Die bisherige Verwaltungs- und Auslegungspraxis in Österreich war, steuerfreie Auslandseinkünfte nur im Ansässigkeitsstaat als Progressionseinkünfte zu berücksichtigen, also in jenem Staat, zu dem die engsten persönlichen und wirtschaftlichen Beziehungen bestehen. Durch die Erkenntnis des VwGH vom 7.9.2022 (Ra 2021/13/0067) hat sich dies nun geändert. Nunmehr kann der Quellenstaat die Progressionseinkünfte des Steuerpflichtigen zur Berechnung des anzuwendenden Steuertarifs heranziehen, sofern der Steuerpflichtige dort unbeschränkt steuerpflichtig ist (= Wohnsitz oder gewöhnlicher Aufenthalt), auch ohne dort steuerlich ansässig zu sein. Dies hat vor allem Auswirkungen auf in Österreich ansässige Steuerpflichtige mit österreichischem Arbeitgeber, die ihren Mittelpunkt der Lebensinteressen im Ausland haben und von dort aus im Homeoffice arbeiten.
Sachverhalt
Im konkreten Fall bezog eine in der Türkei ansässige Steuerpflichtige mit Wohnsitz in Österreich Einkünfte von einem österreichischen Dienstgeber. Die berufliche Tätigkeit wurde teilweise in Österreich, teilweise in der Türkei und teilweise in Drittstaaten ausgeübt.

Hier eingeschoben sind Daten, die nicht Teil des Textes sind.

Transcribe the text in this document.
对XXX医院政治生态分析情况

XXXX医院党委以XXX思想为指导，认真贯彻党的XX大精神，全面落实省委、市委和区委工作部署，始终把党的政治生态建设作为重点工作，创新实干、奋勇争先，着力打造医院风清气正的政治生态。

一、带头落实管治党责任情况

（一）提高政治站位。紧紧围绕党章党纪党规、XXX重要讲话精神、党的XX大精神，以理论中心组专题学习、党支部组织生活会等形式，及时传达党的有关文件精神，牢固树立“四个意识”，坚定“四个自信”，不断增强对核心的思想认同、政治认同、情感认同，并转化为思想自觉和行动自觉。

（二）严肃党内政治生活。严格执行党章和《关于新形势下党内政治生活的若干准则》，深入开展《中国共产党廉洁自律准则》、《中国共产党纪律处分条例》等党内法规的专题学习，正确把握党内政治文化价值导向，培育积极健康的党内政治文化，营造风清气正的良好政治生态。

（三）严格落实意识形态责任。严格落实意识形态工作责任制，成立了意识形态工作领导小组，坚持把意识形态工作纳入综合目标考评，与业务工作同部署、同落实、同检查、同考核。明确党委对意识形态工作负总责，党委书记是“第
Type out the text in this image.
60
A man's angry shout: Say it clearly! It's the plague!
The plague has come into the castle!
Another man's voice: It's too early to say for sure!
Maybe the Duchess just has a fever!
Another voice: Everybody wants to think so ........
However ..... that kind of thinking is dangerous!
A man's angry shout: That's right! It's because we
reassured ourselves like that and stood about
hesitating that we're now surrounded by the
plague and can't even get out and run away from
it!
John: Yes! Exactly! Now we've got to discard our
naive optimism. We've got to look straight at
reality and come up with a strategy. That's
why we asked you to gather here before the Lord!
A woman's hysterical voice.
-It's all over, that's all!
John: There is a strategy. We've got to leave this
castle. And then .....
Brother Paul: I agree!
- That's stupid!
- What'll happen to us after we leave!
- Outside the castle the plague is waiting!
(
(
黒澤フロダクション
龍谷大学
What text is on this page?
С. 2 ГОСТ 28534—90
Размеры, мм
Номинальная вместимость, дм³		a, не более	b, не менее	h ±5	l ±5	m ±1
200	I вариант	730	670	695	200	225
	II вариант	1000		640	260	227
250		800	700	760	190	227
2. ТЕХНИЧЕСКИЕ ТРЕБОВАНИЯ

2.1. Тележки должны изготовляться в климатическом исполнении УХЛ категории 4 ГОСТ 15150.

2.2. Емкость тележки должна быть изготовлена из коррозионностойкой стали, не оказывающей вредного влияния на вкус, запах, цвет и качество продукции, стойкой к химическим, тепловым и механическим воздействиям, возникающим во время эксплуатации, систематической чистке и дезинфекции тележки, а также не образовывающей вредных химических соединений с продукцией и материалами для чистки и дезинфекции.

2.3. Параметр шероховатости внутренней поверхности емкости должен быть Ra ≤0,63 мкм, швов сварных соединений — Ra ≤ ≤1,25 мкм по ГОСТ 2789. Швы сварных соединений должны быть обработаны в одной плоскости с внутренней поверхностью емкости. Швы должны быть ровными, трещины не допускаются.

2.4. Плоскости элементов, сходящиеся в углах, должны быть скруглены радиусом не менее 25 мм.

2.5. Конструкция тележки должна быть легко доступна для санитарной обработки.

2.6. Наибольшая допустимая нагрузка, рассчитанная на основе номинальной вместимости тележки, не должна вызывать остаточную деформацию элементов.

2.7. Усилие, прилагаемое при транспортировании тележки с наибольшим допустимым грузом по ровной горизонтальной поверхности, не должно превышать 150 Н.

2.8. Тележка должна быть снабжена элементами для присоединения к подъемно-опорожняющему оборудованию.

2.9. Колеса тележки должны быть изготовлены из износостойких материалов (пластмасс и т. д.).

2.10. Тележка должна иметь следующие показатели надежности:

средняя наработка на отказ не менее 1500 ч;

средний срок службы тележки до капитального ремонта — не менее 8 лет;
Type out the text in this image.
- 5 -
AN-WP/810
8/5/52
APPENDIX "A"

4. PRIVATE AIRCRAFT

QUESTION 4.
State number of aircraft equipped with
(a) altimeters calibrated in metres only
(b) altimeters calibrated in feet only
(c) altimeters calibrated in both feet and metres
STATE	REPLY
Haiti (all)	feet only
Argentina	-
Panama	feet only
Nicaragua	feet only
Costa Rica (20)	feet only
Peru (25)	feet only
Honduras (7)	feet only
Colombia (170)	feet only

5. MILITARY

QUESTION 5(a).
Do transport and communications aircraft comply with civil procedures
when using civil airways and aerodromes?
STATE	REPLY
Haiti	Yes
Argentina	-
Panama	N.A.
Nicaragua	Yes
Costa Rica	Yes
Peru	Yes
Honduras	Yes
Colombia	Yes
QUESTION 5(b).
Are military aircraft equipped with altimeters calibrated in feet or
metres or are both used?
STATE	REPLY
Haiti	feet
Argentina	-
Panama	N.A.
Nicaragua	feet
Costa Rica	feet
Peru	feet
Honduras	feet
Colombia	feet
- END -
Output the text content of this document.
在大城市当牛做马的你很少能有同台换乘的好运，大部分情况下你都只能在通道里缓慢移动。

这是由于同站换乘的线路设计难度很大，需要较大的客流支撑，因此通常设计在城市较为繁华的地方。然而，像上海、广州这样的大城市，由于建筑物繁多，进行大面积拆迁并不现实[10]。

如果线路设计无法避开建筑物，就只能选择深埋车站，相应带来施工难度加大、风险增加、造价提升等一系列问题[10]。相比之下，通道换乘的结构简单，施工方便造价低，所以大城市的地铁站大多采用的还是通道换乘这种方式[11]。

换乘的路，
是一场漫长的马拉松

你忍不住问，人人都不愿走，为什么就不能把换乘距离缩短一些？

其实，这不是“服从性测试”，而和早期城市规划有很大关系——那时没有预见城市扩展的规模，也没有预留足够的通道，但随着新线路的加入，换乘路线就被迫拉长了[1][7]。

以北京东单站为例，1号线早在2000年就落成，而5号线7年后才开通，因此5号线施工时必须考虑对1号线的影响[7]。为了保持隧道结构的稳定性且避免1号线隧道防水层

Die österreichische Finanzverwaltung stellte zwar die dem Besteuerungsrecht der Türkei zugerechneten Einkünfte in Österreich von der Einkommensteuer frei, zog diese jedoch zur Berechnung des in Österreich auf die österreichischen Einkünfte anzuwendenden Steuersatzes heran (=Progressionsvorbehalt), was nach bisheriger Verwaltungspraxis nur dem Ansässigkeitsstaat vorbehalten war.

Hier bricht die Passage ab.